Haciendo un poco el indio, resulta que encuentro la respuesta a la pregunta de mi vida. Soy así, porque soy así. ¡¡No hay más!!
Nerviosa, intranquila, bacilona y quizás demasiado mimosa. No me peino y me ducho con champú de miel. Odio la ropa recien planchada y las camas recién hechas. Por eso cuando me acuesto me hago una croqueta entre las sábanas y las saco de debajo del colchón. Eso sólo si duermo sola. Si estoy acompañada la noche solita se ocupa de deshacerla.Me rio cuando me lavo los dientes porque me hace gracia verme llena de espuma y leo antes de dormir.
Soy curiosa, pero no cotilla. Opino, pero me cuesta criticar. Hago gracias tontas, porque las considero humor inteligente, ((bonita paradoja)) y lo corroboro cuando consigo que se ria justo quien me interesa.
Escribo sin pensar, y pienso en escribir a todas horas. Fotografío cosas inútiles, por si algún día me hacen falta. Y adoro andar descalza.

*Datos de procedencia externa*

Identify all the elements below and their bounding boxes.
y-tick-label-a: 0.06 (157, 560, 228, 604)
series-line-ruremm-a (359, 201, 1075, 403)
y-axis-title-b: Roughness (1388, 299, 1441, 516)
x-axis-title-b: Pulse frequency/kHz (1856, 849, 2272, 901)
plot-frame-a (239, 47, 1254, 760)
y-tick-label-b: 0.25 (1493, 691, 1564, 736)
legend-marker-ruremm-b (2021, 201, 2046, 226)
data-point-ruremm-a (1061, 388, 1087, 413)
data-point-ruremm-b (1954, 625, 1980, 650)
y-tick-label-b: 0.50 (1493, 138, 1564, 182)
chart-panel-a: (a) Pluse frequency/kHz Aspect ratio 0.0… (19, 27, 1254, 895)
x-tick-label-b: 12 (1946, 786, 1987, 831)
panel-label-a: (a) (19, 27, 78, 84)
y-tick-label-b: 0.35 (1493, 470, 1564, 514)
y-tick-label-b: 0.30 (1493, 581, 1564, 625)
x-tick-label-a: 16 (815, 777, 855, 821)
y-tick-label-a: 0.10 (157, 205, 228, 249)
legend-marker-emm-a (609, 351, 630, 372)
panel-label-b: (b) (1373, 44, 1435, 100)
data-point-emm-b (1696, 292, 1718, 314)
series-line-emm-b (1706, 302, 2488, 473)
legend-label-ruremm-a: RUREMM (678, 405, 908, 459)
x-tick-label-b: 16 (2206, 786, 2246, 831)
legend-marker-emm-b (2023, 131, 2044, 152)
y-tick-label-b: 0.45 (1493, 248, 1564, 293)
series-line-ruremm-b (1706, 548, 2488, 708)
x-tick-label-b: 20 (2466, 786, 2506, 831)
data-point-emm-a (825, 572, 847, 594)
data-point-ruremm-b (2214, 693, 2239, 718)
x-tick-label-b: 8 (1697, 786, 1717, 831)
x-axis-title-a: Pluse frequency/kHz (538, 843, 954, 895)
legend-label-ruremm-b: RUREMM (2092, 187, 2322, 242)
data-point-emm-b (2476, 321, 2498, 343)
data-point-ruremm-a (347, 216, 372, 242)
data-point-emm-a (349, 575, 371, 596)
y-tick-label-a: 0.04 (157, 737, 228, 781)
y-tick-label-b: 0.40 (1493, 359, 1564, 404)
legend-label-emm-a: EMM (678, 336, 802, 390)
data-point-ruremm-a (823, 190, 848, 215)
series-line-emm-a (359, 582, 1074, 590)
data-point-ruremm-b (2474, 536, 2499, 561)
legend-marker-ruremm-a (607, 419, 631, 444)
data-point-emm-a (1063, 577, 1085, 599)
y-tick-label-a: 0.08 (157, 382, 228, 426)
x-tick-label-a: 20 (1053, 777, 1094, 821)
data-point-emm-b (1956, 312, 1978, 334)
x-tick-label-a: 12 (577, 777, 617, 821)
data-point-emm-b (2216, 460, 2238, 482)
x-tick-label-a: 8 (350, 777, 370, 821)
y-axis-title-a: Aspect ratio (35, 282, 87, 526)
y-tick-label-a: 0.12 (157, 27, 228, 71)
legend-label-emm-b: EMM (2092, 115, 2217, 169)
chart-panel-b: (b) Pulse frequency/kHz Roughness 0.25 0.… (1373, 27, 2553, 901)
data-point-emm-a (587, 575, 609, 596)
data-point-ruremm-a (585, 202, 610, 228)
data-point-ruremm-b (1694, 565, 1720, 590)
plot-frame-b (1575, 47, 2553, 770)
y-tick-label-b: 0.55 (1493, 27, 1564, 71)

Podria vivir el resto de mi vida a base de aceitunas, y tengo la absurda costumbre de bautizar todo objeto inanimado al que tenga determinado cariño, así como culpo a “antonio” de todo lo extraño que ocurre a mi alrededor.
Hablo por los codos y escribo siempre con tinta negra, duermo bocabajo y me muero por conocer Marrakech.